でも、そんな自分の姿を年配の先輩看護師たちが見ていてくれました。かわいがってもらえることが増え、自分の働きやすい環境が整うようになりました。そうしているうちに、新人たちにも思いが伝わるようになり、時間はかかりましたが命を預かっているという責任を少しずつ認識し、真面目に勉強に取り組むようになりました。そして最後には頼れる後輩に育ってくれました。成長してくれるまでに時間はかかるけど、人と向き合うときは真心こめて接していけば必ず伝わるんだなと思いました。自分自身の人間性も変化したなと思っています。
責任感とプライド
自分が手本にならなければいけないのでいつも見られていることを意識して、患者さんとの接し方や仕事をていねいにするようになりました。自分がしっかり理解しないと教えられないため今まで以上に勉強をしました
自分の看護とは、をよく振り返るようになった。あれで良かったのか、あの対応で良かったのか、知識や技術はもちろん、看護師としての自分の考える看護とは…と考える機会が増えました
人に指導をするとか、後輩に教えるとかいうことはあまりなかったが、プリセプターをしてみて自分も一緒に勉強しなければ人に教えることはできないということがわかり、あらためて初心にかえり看護の知識や技術、一社会人としてのあり方などを勉強することができました。
自分の振る舞いを客観的に見るようになった。自分のしていることが正しいのか、手本になっているのかと日々反省していました。

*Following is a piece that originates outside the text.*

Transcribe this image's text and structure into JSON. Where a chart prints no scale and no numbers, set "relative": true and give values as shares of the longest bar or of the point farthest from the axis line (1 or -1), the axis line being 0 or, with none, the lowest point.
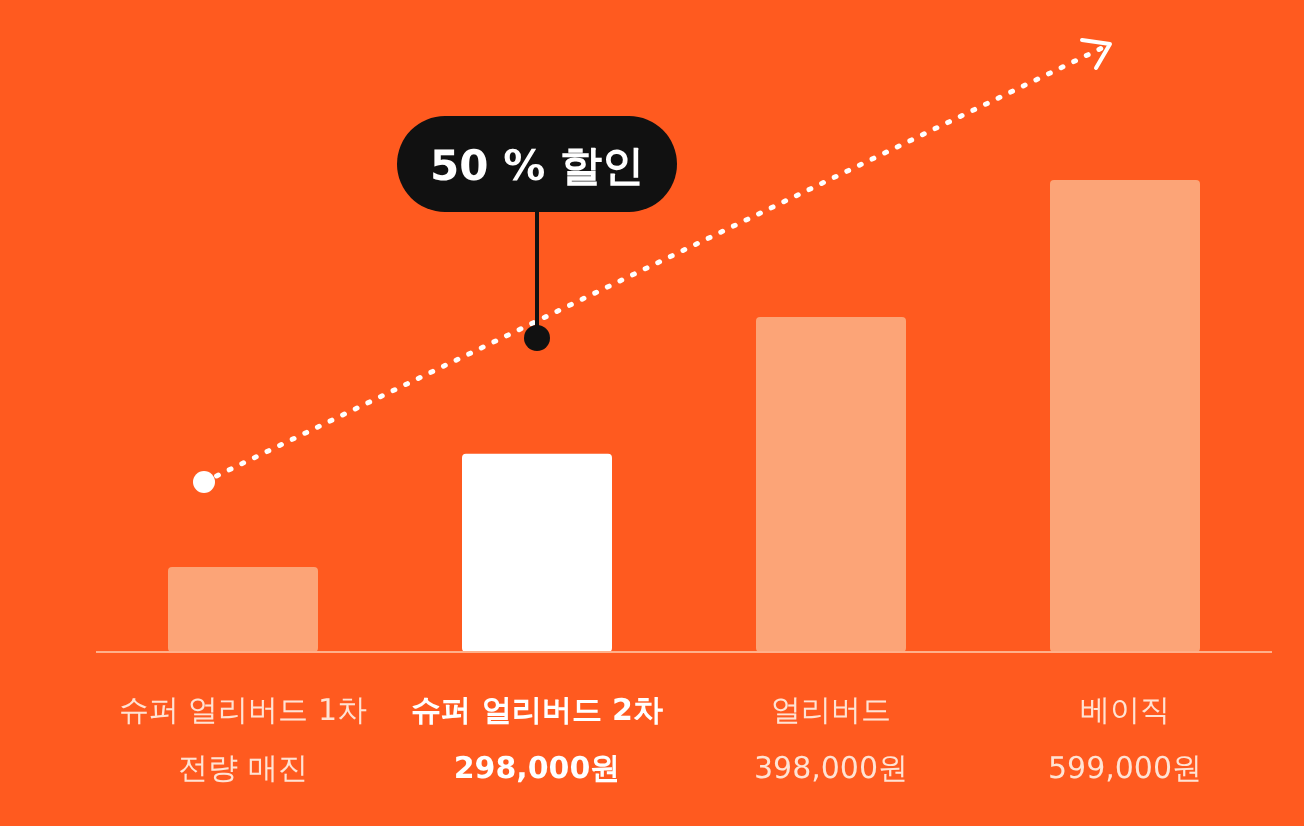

プリセプターになる前は、自分のことだけがんばれば良かった。でもプリセプターは違う。育てながら自分も勉強していかないといけない。自分もわからないところは一緒に勉強した。知識や技術を伝えるのはまだ簡単で「看護とは」を伝えていくことがもっとも大変だと思いました。
つらくて過酷なプリセプター時代。人に指導をするということはとても難しいことです。指導を通して自分自身の看護知識やスキルの確認、社会人としての振る舞い、看護とはという根本を考える時間でもあるようです。